In this study, we systematically review the computational advances of label-free quantification and diabetic marker selection methods which were applied to get the understanding of DM pathological mechanisms. Firstly, different popular quantification measurements and proteomic quantification software tools which have been applied to the diabetes studies are comprehensively discussed. Secondly, a number of popular manipulation methods including transformation, pretreatment (centering, scaling, and normalization), missing value imputation methods and a variety of popular feature selection techniques applied to diabetes proteomic data are overviewed with objective evaluation on their advantages and disadvantages. Finally, the guidelines for the efficient use of the computationbased LFQ technology and feature selection methods in diabetes proteomics are proposed.

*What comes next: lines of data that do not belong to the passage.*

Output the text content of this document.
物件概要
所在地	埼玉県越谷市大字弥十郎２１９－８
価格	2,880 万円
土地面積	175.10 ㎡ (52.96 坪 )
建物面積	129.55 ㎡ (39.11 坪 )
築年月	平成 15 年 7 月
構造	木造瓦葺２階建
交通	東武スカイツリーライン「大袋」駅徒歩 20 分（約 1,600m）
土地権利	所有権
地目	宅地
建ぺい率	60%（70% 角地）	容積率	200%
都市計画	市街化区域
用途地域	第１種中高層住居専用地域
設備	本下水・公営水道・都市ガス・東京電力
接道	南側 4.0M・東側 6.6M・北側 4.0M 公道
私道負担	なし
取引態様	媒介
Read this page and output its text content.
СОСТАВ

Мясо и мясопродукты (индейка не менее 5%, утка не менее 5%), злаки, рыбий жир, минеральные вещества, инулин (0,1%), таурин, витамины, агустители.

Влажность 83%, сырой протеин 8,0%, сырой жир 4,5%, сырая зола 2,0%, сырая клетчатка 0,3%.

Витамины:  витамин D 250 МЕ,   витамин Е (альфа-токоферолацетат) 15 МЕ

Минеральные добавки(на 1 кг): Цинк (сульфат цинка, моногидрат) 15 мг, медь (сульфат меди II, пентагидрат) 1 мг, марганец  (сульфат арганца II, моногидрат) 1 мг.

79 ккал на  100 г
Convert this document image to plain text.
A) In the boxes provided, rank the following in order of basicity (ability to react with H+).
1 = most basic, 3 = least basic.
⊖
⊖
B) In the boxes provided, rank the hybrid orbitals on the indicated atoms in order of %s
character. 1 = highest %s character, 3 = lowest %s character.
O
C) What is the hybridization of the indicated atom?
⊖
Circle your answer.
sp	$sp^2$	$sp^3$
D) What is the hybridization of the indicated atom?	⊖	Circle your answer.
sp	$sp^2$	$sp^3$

In summary, this review provides guidelines for researchers who will engage in proteomics biomarker discovery and by properly applying these proteomic computational advances, more reliable therapeutic targets will be found in the field of diabetes mellitus.
由于糖尿病(DM)的普遍性及其对经济和社会的负面影响,它已成为全球关注的焦点。有鉴于此,无标记定量(LFQ)蛋白质组学和糖尿病标志物选择方法已被应用于阐明与胰岛素抵抗相关的潜在机制、探索新的蛋白质生物标志物,并发现创新的治疗性蛋白质靶标。
本文旨在综述和分析糖尿病蛋白质组学中无标记定量和糖尿病标志物选择的最新计算进展。
利用 Web of Science 数据库、PubMed 数据库和 Google Scholar 搜索无标记定量、计算进展、特征选择和糖尿病蛋白质组学。
在这项研究中,我们系统地回顾了无标记定量和糖尿病标志物选择方法的计算进展,这些方法被应用于深入了解 DM 的病理机制。首先,全面讨论了已应用于糖尿病研究的各种流行的定量测量和蛋白质组学定量软件工具。其次,综述了一些流行的操作方法,包括转换、预处理(中心化、缩放和平滑)、缺失值插补方法和各种流行的特征选择技术在糖尿病蛋白质组学数据中的应用,并对它们的优缺点进行了客观评价。最后,提出了在糖尿病蛋白质组学中有效使用基于计算的 LFQ 技术和特征选择方法的指南。
总之,本综述为从事蛋白质组学生物标志物发现的研究人员提供了指导,通过正确应用这些蛋白质组学计算进展,将在糖尿病领域发现更可靠的治疗靶点。